To get at what is troubling those who resist the entrepreneurial and market
strains of health care, to uncover what is truly at stake in this controversy
about the market and market tactics, one needs to examine foundational issues
of human behavior and relations. One needs to uncover the dissonance between
the world views of the market and the health care profession.
Market theory describes human beings as acting only in a rational, calculating
mode. The market model rests on the conviction that persons act in their self-interest,
that their primary objective is their own material advancement, and that such
behavior in the aggregate is a boon to all. Market theory reduces life to a
series of markets in which virtually anything can be for sale. In the market
all goods and services, including health care, are fungible products that can
be bought and sold. Nothing has intrinsic value. All market relations are merely
individual transactions in which buyer and seller meet in a "spot market"

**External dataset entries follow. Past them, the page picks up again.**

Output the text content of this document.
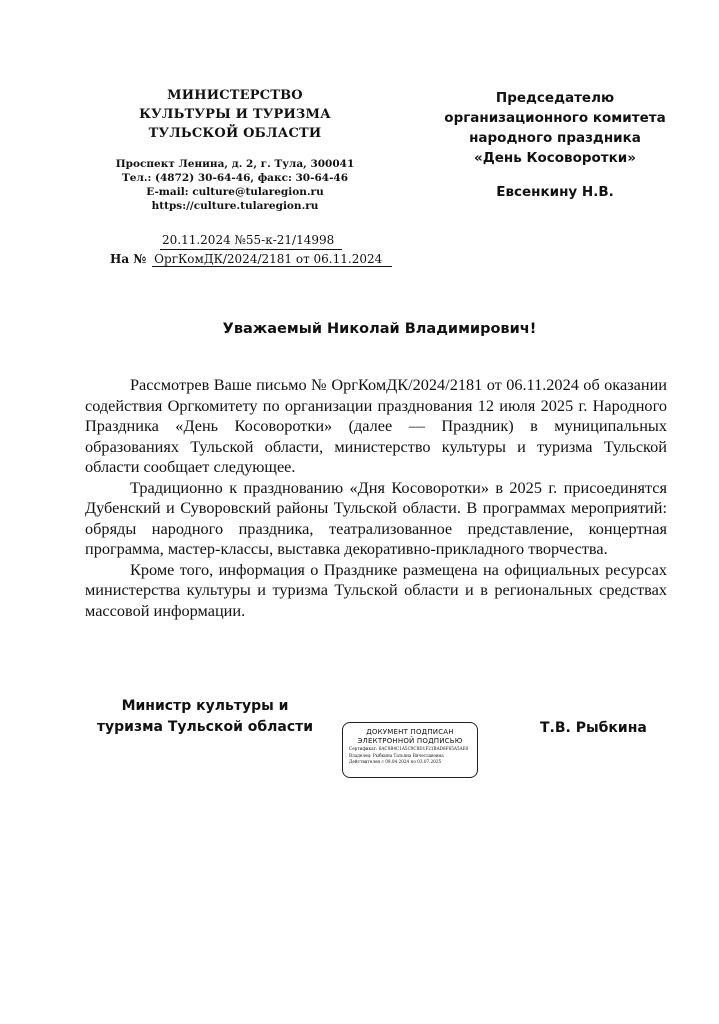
МИНИСТЕРСТВО
КУЛЬТУРЫ И ТУРИЗМА
ТУЛЬСКОЙ ОБЛАСТИ
Проспект Ленина, д. 2, г. Тула, 300041
Тел.: (4872) 30-64-46, факс: 30-64-46
E-mail: culture@tularegion.ru
https://culture.tularegion.ru
20.11.2024 №55-к-21/14998
На № ОргКомДК/2024/2181 от 06.11.2024
Председателю
организационного комитета
народного праздника
«День Косоворотки»
Евсенкину Н.В.
Уважаемый Николай Владимирович!

Рассмотрев Ваше письмо № ОргКомДК/2024/2181 от 06.11.2024 об оказании содействия Оргкомитету по организации празднования 12 июля 2025 г. Народного Праздника «День Косоворотки» (далее — Праздник) в муниципальных образованиях Тульской области, министерство культуры и туризма Тульской области сообщает следующее.

Традиционно к празднованию «Дня Косоворотки» в 2025 г. присоединятся Дубенский и Суворовский районы Тульской области. В программах мероприятий: обряды народного праздника, театрализованное представление, концертная программа, мастер-классы, выставка декоративно-прикладного творчества.

Кроме того, информация о Празднике размещена на официальных ресурсах министерства культуры и туризма Тульской области и в региональных средствах массовой информации.

Министр культуры и
туризма Тульской области	ДОКУМЕНТ ПОДПИСАН
ЭЛЕКТРОННОЙ ПОДПИСЬЮ
Сертификат: 6AC0B4C1A5C9C8D1F21BAD8F65A5AE0
Владелец: Рыбкина Татьяна Вячеславовна
Действителен с 09.04.2024 по 03.07.2025
Т.В. Рыбкина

to exchange what one wants and the other has — for a price determined by
market forces. Market theory does not question the vastly different endowments
that people bring to the market. For the market, "equity" means fair
and free trade of existing resources and property rights. Equitable distribution
is not a market category; therefore 39.3 million uninsured are not a market
shortcoming. No moral sentiment (apologies to Adam Smith) in market exchange
and no notion of community and the common good exist in market theory. Its prized
value, economic freedom of the individual, is evident in its mantra: "If
everyone takes care of herself or himself, everyone will be taken care of."
Claims of the Health Care Profession
Medicine (and by extension health care) has historically been regarded as a
profession par excellence, along with ministry and the law. Professionals in
this classical sense have a noble calling. The most intimate details of their
fellow humans' lives ar´ entrusted to their care and competence. A
profound respect for this awesome responsibility is reflected in the fiduciary
ethic that is supposed to characterize these professions.3 The professional
ethos assumes a view of persons as relational and caring and a realm of human
life far more significant and intimate than the market can accommodate. What
is sought — diminution of illness, restoration of health — pertains to
one's very person. Health and health care are aspects of human well-being,
important to human flourishing and valued beyond price. The profession has traditionally
had the notion of a calling, a quasi-religious commitment. The professional
encounter is far more than a commercial exchange. Caregiver-patient relationships
are essentially healing encounters, covenantial relationships, demanding the
highest professional and ethical commitment. The ethos of health care is not
one of self-interest. Indeed, the interests of patients and community are supposed
to take priority over even the legitimate interests of their caregivers. The
healer should be a relational, altruistic person, characteristics that have
no category in market terms. The healer's service is essential to individual
and community well-being, a constitutive element of the common good. Health
care has both an individual and a community focus reflecting the social nature
and interdependence of persons — alien concepts from a market perspective.
The Crux of the Problem
The public may accept that the market is not equipped to equitably distribute
DVD players. They are more likely to regard the inability of the market to effect
just distribution as a significant shortcoming when it comes to health services
because social welfare is measured by fairness as well as efficiency. By definition,
a competitive market cannot optimize social welfare. This fact is not lost on
the more than 39.3 million uninsured Americans. Even among the insured, access
to quality, beneficial health care (e.g., prescription drugs) is highly uneven.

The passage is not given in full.